Climate change-induced migration has emerged as a major problem for Bangladesh but the issue is not being treated with due importance at the policy level, experts have said. They urged the government to take initiative to support these migrants.
There are many climate-related issues – like river erosion, salinity and water level rise – which displace people and force them to migrate.
However, there is no mechanism or information system at the local government level to support migrant families, said speakers at a seminar titled "Addressing Climate Change-Induced Migration in Bangladesh: Taking a Human Rights-Based Approach," organised by ActionAid in the capital on Tuesday.
Currently, cities have no infrastructure or facilities to host the huge number of climate change-induced migrants, ActionAid found in a recent study.
According to the study, migrants in urban areas are living in a constant fear of eviction and with a lack of sanitation and social security. They are also excluded from local government services in these areas.
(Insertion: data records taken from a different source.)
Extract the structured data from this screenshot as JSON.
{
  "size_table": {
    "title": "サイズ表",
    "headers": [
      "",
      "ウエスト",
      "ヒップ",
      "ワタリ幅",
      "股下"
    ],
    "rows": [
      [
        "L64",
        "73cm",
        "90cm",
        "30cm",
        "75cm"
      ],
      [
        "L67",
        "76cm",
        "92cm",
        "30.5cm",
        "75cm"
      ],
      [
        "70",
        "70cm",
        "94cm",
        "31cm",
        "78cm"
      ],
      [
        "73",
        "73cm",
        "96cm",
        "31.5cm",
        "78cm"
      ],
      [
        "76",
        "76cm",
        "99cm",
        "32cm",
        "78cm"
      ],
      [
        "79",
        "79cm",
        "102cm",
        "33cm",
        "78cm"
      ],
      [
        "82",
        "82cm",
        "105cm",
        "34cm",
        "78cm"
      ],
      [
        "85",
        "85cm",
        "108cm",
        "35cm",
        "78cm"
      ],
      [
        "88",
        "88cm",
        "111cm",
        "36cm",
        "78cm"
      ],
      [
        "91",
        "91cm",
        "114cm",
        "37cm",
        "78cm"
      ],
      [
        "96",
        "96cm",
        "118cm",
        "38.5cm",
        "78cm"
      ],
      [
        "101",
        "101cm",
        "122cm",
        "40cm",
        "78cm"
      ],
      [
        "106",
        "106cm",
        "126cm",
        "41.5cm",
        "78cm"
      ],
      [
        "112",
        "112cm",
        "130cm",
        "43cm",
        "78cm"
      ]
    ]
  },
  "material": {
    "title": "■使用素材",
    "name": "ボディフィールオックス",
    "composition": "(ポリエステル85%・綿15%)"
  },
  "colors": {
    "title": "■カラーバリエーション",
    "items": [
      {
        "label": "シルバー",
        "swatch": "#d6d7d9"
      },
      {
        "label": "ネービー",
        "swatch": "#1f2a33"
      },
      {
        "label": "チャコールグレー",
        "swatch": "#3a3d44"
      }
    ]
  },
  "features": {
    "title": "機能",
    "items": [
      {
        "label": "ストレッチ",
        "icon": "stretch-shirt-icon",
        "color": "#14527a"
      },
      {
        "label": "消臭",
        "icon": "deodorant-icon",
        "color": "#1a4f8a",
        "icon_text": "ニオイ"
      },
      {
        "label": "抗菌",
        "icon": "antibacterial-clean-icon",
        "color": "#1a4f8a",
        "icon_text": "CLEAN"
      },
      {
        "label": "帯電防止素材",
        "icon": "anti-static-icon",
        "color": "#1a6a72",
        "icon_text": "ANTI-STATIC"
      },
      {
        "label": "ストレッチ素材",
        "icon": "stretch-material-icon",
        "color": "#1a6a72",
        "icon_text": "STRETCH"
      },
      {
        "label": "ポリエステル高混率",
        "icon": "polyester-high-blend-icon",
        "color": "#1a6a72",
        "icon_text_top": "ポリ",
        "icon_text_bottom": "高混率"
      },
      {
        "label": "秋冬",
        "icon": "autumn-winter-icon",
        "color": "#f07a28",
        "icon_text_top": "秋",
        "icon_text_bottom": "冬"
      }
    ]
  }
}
"Migration is now a common phenomenon. However, climate change-induced migration is creating a new crisis as it continues to increase," said Dr Saleemul Huq, director of International Centre for Climate Change and Development.
"We need to be prepared in advance and think about how we can help climate change-induced migrants. They need to be empowered in a way that their human rights are protected," he said.
Dr Saleemul also mentioned that the government has already initiated the Bangladesh Delta Plan addressing this issue. Urging the government to conduct awareness activities in this regard, he said, more work has to be done at the local level in this regard.
Md Mizanul Hoque Chowdhury, additional secretary of the Ministry of Environment, Forest and Climate Change, said, "The government is aware of such migration and we have relevant data. Regular meetings are being held with the administration and representatives of development organisations at the local level in this regard."
Elaborating on the challenge of working with the climate change-induced migrants, Mizanul said the government gives loans to support displaced people, but they come to Dhaka with the money and show no interest in going back. Providing them land and housing has not improved the situation.
"So, we have to reach out to these migrants in a joint effort to mitigate the crisis," he urged.
Voicing a similar opinion, ActionAid Country Director Farah Kabir said, "We are trying to improve the livelihoods of climate change-induced migrants at the individual and collective levels. However, an integrated effort and strategy are crucial to tackle the issue."